Не прошло и месяца, как в Сан-Стефано, в доме с наглухо закрытыми ставнями, состоялась - что бывало крайне редко - волнующая церемония, на которой Тальяферри и еще трое принимали Риччоне в члены организации. Все пятеро, одетые как на свадьбу, в черные, наглухо застегнутые костюмы, сидели за круглым столом и кухонным ножом, который выполнял роль ритуального кинжала, поочередно пилили себе большой палец руки, пока не появлялась капля крови и не падала, смешиваясь с другими, на листок бумаги со знаками, скопированными с книги святого Киприана, свода заговоров, который всегда можно найти в таких глухих горных деревушках. Потом Тальяферри поднес листок к пламени свечи, сжег его, и церемония завершилась. Не было произнесено ни слова. Пятеро мужчин встали и обнялись.
Марко Риччоне церемония эта запала в самую душу. С этой минуты все прежние привязанности забылись, их место навсегда заняли новые. Теперь он мог не пресмыкаться перед законом, пренебрегать церковными заповедями, ибо те таинственные и молчаливые люди, которые взяли его под свое покровительство, сами диктовали законы и по-своему умели отпускать грехи. От него же требовалась лишь слепая преданность уставу и тем, кто следовал этому уставу, а поскольку богатство и общественное положение не имели большого значения в организации, члены ее могли быть и пастухами, и князьями, но каждого из них можно было тотчас отличить в толпе по той твердости взгляда, по тому зловещему спокойствию, которые появляются от сознания собственной силы и неуязвимости.
Глава 2
Снаружи - полуденное затишье большого и славного города, облаченного в шафран и увенчанного многочисленными куполами, внутри - настороженная апатия среди порыжевших пальмовых листьев в гостинице "Солнце", где каждая пальма стоит как бы среди пустыни. Марко послали на почти безнадежные поиски "Мартини" в городе, который не мог предложить ничего, кроме марсалы, да еще зачастую с яичным желтком. Брэдли остался отбиваться от наскоков Локателли.
- Всякий раз, когда я об этом думаю, - говорил Локателли, - меня пробирает дрожь. Он ведь еще совсем мальчик. Что такое двадцать два года?
Брэдли перестал напевать "Nun ti scorda di me" ["Не забывай меня" (итал.).], мелодию, пронизанную ностальгией, которая к концу войны начала овладевать всеми.
- В Сицилии иные понятия о возрасте, - возразил он. - Дети растут здесь быстрее.

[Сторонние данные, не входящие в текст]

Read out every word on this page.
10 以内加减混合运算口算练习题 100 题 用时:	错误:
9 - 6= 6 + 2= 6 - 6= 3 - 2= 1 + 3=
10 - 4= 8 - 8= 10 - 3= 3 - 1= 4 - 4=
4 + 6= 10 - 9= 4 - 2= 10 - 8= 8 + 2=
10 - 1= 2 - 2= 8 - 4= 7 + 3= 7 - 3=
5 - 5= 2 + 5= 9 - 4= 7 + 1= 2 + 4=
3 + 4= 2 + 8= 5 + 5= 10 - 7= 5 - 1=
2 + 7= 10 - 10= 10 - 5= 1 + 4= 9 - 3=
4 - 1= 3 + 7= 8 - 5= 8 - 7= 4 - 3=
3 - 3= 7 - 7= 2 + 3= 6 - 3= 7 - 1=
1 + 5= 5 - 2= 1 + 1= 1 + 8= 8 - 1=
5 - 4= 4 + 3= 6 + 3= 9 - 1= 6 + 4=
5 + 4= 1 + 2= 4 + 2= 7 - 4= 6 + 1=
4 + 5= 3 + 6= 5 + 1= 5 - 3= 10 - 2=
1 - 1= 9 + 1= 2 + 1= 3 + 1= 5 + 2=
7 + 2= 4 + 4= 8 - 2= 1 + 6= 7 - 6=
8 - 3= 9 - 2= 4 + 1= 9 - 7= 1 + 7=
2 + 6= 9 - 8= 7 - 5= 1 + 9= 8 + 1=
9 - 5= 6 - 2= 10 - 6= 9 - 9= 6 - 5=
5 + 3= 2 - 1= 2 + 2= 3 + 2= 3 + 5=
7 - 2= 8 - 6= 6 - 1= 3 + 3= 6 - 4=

К двадцати годам это уже взрослые люди, сознающие свою ответственность. На вид он, может, и мальчик, но в действительности серьезный женатый мужчина.
- Ты знаешь, сколько лет его жене?
- Четырнадцать. Ну и что? Таков местный обычай.

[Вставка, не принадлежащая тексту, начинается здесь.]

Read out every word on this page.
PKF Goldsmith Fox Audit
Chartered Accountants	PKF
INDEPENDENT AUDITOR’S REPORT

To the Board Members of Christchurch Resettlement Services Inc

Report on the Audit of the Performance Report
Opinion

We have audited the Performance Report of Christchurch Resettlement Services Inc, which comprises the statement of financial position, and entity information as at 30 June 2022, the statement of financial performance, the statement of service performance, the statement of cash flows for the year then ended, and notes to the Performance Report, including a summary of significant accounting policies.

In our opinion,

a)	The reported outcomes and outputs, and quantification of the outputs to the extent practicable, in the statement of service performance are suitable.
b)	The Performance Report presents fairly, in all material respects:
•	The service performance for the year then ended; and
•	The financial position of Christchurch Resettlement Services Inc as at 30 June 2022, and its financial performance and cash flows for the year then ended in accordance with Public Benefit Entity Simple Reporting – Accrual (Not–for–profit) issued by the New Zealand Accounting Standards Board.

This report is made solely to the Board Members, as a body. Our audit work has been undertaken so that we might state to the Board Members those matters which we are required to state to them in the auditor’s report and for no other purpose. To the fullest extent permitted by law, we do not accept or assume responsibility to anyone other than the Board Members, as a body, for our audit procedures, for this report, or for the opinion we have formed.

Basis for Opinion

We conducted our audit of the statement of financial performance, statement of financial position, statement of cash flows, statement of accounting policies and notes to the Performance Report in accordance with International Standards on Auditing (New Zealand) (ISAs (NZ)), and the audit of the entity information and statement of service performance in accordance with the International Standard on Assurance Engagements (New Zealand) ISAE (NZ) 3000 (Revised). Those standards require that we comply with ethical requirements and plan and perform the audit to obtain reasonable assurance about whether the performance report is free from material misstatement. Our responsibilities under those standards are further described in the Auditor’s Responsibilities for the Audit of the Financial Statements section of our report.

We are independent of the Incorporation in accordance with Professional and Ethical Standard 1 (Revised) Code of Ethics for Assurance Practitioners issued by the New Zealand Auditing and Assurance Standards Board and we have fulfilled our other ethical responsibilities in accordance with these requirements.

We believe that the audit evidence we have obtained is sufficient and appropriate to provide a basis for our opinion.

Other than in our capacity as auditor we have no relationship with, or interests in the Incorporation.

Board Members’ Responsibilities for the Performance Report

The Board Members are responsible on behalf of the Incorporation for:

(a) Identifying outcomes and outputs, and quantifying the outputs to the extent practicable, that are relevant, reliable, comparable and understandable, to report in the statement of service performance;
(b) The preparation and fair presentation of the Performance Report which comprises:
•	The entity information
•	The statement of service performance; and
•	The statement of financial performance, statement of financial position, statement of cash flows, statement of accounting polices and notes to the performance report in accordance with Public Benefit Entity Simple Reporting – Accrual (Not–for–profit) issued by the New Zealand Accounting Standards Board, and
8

- Более серьезного поручения нам еще не приходилось выполнять.
- А может, и не придется.
- Нас выгонят из армии, если что-нибудь случится.
- Ничего не случится. Его прислал Дон К., и для меня этого достаточно. У Дона К, есть голова на плечах. Молодой человек выполнит все, что ему будет приказано. И очень умело.
И Брэдли, сцепив руки, а потом разведя их, словно обхватил и отбросил дальнейшие возражения Локателли. Он сознавал, что в жилах у него течет более холодная кровь, чем у местных жителей, и он не столь импульсивен, ибо вечно занят какими-то расчетами, и потому старался чем-то это компенсировать: он перенял у итальянцев их выразительную жестикуляцию, а также полный набор преувеличенно экзальтированных возгласов. Сейчас он совсем не к месту часто заморгал, а суровый, насупившийся Локателли, который если и жестикулировал, то лишь во время еды, продолжал терзаться страхом и бормотать об опасности.
- Мы спасем Европу, - заявил Брэдли, - и спасти ее нам поможет этот невзрачный на вид юноша. Его ждет великое будущее.